This One-Page Form Could Threaten Access To Birth Control

Brigitte Amiri is a senior staff attorney for the ACLU Reproductive Freedom Project.

The Supreme Court is taking up a new case about contraception coverage. We’ll soon find out whether the highest court in the land believes that filling out a form to opt out of paying for contraception coverage is a substantial burden on an employer's religious beliefs. If they do, many women could be left out in the cold when it comes to contraception coverage. So, what do you need to know?

Let's back up and talk about Hobby Lobby.
Chances are you heard about the Hobby Lobby Supreme Court case decided in 2014. This was the case in which the owners of the craft store giant challenged the Affordable Care Act’s requirement that health insurance must cover contraception without a co-pay. They argued that paying for coverage for certain types of contraception in their employees’ health plans infringed on their religious liberty. Unfortunately, the court ruled in favor of Hobby Lobby, but in doing so, the court relied on the fact that the government had already developed an “accommodation” for certain religiously affiliated employers that ensured employees could get contraception coverage. The court suggested that the government could extend that accommodation to businesses like Hobby Lobby as an alternative. This accommodation — now in place for religiously affiliated nonprofit organizations and closely held for-profit companies with religious objections to covering contraception — allows an employer to send a form to its insurance company or the federal government stating that the employer has a religious objection to covering contraception. The insurance company then pays for the coverage. (Churches and houses of worship are completely exempt from the contraception requirement.) Employers that don’t want to fill out this form have now taken their case all the way to the Supreme Court.

An employer with a religious objection to contraception only has to fill out a one-page form to opt out of paying for contraception coverage.

The employers that have brought these cases are fighting over doing a bit of paperwork that confirms what they are already broadcasting in their lawsuits, namely that they object to covering contraception. If an employer has a religious objection to covering contraception, it simply needs to fill out a one-page form stating its opposition. Then the employer gets taken out of the equation, and the insurance company provides the coverage directly to the employees at no cost to the employer. The employers claim that filling out this form facilitates contraception coverage, but that’s not how the law works. The law obligates insurance companies to cover contraception for all plans covered under the ACA. The default is that the employer (usually with contributions from the employee) pays for that coverage. But religiously affiliated employers have the option of opting out of paying for coverage. All they have to do is fill out the form, and then the health insurance company — not the employer — pays for the contraception. As some courts have put it, it’s not the form that “triggers” the insurance company to provide contraception coverage — it’s the ACA that does.

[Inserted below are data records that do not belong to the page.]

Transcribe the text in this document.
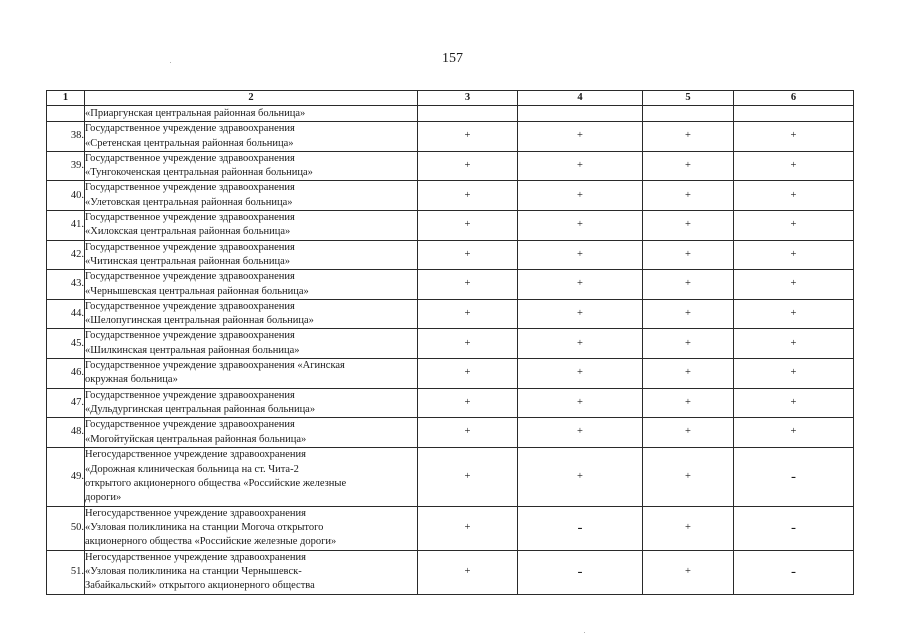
157
1	2	3	4	5	6

	«Приаргунская центральная районная больница»				

38.	Государственное учреждение здравоохранения
«Сретенская центральная районная больница»	+	+	+	+
39.	Государственное учреждение здравоохранения
«Тунгокоченская центральная районная больница»	+	+	+	+
40.	Государственное учреждение здравоохранения
«Улетовская центральная районная больница»	+	+	+	+
41.	Государственное учреждение здравоохранения
«Хилокская центральная районная больница»	+	+	+	+
42.	Государственное учреждение здравоохранения
«Читинская центральная районная больница»	+	+	+	+
43.	Государственное учреждение здравоохранения
«Чернышевская центральная районная больница»	+	+	+	+
44.	Государственное учреждение здравоохранения
«Шелопугинская центральная районная больница»	+	+	+	+
45.	Государственное учреждение здравоохранения
«Шилкинская центральная районная больница»	+	+	+	+
46.	Государственное учреждение здравоохранения «Агинская
окружная больница»	+	+	+	+
47.	Государственное учреждение здравоохранения
«Дульдургинская центральная районная больница»	+	+	+	+
48.	Государственное учреждение здравоохранения
«Могойтуйская центральная районная больница»	+	+	+	+
49.	Негосударственное учреждение здравоохранения
«Дорожная клиническая больница на ст. Чита-2
открытого акционерного общества «Российские железные
дороги»	+	+	+	-
50.	Негосударственное учреждение здравоохранения
«Узловая поликлиника на станции Могоча открытого
акционерного общества «Российские железные дороги»	+	-	+	-
51.	Негосударственное учреждение здравоохранения
«Узловая поликлиника на станции Чернышевск-
Забайкальский» открытого акционерного общества	+	-	+	-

And by filling out the form, the employer simply opts out of having to pay for it. What’s really going on? These employers are essentially trying to prevent the government from requiring health plans to cover contraception — or, in other words, they want to block insurance companies from providing contraception coverage to their employees. 3. There is widespread support for the contraception benefit and contraception, regardless of religious beliefs.

Opponents of birth control make it sound like contraception coverage is something really radical! It’s not, and most people use contraception. More than 99% of women ages 15 to 44 who have sex have used contraception, and 89% of Catholic women and 90% of Protestant women use a contraceptive method. But more than half of women between 18 to 34 years of age have struggled to afford birth control. Also, the public supports the contraception requirement by nearly a 2-to-1 margin, and 55 million women have already benefitted from it. Not to mention that many large religiously affiliated organizations support the accommodation, including the Catholic Health Association. Contraception should be included in health care plans because it is basic health care, period.
4. Even if the Little Sisters of the Poor loses, its employees won't get contraception coverage.

There has been much fretting about the Little Sisters of the Poor, one of the employers that has sued. They are an order of nuns that own numerous nursing homes across the country, and some people are up in arms about whether their health plan should have to cover contraception. It should. The Little Sisters of the Poor employs people of all faiths in secular jobs — nurses, dishwashers, social workers — and these employees shouldn’t have a benefit taken away from them because of their employers’ religious beliefs. But the bottom line is that the government cannot require the Little Sisters' health plan to cover contraception coverage even if they lose. Why? The Little Sisters have a so-called “church” plan, which means that they are effectively exempt from the contraception requirement. So it’s hard to understand what all the fuss is about.

Blocking contraception coverage — which is guaranteed by law — is sex discrimination.

What’s it called when bosses try to use their religious beliefs to block their female employees’ contraception coverage? Discrimination, plain and simple. Women already pay more for health care than men. And contraception is crucial for women’s equal participation in society. Being able to decide whether and when to have children has a direct effect on women’s ability to make their own paths in terms of their schooling, their careers, and their families. The federal contraception benefit was put in place precisely for these reasons: to further women’s equality. If the employers prevail in these cases, their employees will be denied a benefit guaranteed by law. Countless women will literally be paying for their employers’ beliefs. Religious liberty is a fundamental value, and one that we fight for here at the ACLU. But religious freedom doesn’t give employers the right to discriminate against their female employees.